Essendo una modalità di cottura rapida, i preziosi nutrienti presenti nell’alimento non vengono alterati dal calore e risultano facilmente assimilabili. La cottura al forno del salmone, ad esempio, distrugge i suoi preziosi e delicati acidi grassi omega-3, mentre la frittura li mantiene perfettamente integri. Addirittura, se utilizziamo per friggere l’olio extra vergine d’oliva, la vitamina E presente nell’olio migrerà da questo nella crosta che si forma sulla superficie dell’alimento, che ne risulterà dunque arricchito. Nel contempo le vitamine idrosolubili (ovvero quelle che si sciolgono in acqua), come ad esempio la vitamina C o le vitamine del gruppo B presenti nel cibo che friggiamo, saranno trattenute all’interno della crosta e protette dalla dispersione e dalla degradazione.
C’è poco da girarci intorno: la frittura è buona. E quando mangiamo qualcosa di buono, siamo soddisfatti e meno propensi a mangiare altro. Quanti di noi nel nome di una cucina sana e leggera consumano cibi senza sapore per ritrovarsi poi a spizzicare pane, crackers, dolci, sfizi vari alla ricerca del gusto perduto? Quante calorie in più –non preventivate- aggiungiamo così al pasto, spesso proprio quelle calorie, fornite da zuccheri e carboidrati, che sono maggiormente in grado di segnalare la produzione di insulina, ovvero l’ormone del deposito? Non è meglio goderci subito le 150-200 kcal in più della frittura, ed essere soddisfatti fino al pasto successivo?

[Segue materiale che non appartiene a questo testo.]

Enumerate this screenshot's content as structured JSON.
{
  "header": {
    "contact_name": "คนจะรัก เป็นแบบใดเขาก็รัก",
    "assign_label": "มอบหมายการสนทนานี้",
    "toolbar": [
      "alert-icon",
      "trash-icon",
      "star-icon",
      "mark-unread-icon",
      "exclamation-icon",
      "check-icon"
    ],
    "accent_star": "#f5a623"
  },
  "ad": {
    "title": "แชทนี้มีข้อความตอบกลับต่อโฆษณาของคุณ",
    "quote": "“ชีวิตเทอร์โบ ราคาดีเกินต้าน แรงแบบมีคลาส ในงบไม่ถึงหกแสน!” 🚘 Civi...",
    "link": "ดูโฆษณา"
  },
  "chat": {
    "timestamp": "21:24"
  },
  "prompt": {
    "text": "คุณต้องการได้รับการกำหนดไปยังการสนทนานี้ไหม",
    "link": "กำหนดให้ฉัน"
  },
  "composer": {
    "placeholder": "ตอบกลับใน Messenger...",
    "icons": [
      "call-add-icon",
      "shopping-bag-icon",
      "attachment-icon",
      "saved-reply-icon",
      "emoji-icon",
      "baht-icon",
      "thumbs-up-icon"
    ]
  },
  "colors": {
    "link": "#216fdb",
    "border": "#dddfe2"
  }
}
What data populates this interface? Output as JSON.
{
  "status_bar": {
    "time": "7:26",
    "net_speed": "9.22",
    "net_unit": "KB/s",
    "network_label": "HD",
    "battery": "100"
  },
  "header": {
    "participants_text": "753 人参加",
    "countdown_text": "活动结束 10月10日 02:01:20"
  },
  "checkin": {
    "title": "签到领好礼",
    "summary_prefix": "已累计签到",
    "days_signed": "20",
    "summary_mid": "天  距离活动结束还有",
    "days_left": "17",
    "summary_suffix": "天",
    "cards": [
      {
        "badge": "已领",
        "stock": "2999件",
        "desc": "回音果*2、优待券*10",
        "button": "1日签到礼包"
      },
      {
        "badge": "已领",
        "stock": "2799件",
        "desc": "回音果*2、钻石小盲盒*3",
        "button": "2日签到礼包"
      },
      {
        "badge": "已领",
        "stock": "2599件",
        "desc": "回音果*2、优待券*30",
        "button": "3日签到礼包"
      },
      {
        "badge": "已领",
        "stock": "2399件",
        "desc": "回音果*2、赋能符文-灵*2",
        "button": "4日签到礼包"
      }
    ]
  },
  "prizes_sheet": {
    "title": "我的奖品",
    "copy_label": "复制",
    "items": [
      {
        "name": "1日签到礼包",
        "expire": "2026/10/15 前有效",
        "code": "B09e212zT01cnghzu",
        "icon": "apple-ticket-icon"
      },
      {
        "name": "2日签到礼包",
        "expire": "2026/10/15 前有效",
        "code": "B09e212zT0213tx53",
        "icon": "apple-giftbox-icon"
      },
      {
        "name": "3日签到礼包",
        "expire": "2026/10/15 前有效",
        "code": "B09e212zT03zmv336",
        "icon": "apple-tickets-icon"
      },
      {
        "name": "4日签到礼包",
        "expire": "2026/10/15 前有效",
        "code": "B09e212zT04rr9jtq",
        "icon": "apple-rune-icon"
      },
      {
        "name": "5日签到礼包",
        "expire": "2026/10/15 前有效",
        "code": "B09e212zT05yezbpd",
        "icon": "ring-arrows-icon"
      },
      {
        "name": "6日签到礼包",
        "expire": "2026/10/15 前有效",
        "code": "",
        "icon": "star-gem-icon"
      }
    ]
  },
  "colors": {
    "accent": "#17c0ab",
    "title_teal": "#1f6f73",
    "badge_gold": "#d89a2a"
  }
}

Per aumentare la digeribilità della frittura è importante abbinarla bene: accompagniamola ad una verdura cruda e ad un frutto (meglio ancora se consumato ad inizio pasto); i vegetali crudi infatti, forniscono acqua di vegetazione, enzimi, vitamine e antiossidanti in grado di aiutare il fegato a compiere l’extra-lavoro; inoltre, la ricchezza in acqua di questi alimenti aiuta i reni ad eliminare le tossine idrosolubili che si mobilizzano durante l’attivazione epatica.
Possiamo goderne 1-2 volte a settimana; questo vale per una frittura fatta in casa; le fritture della ristorazione collettiva realizzate con oli di semi, cotti per diverse ore vanno invece evitate. Ricordiamo che nessuna raccomandazione può essere valida per tutti: la maggior parte di noi si giova dello stimolo della frittura; qualcuno però potrebbe non essere in grado di sopportarne la sollecitazione; in tal caso dopo averla consumata ci si sentirà appesantiti e rallentati nelle capacità digestive; un segnale che quel tipo di stimolo non era appropriato in quel momento.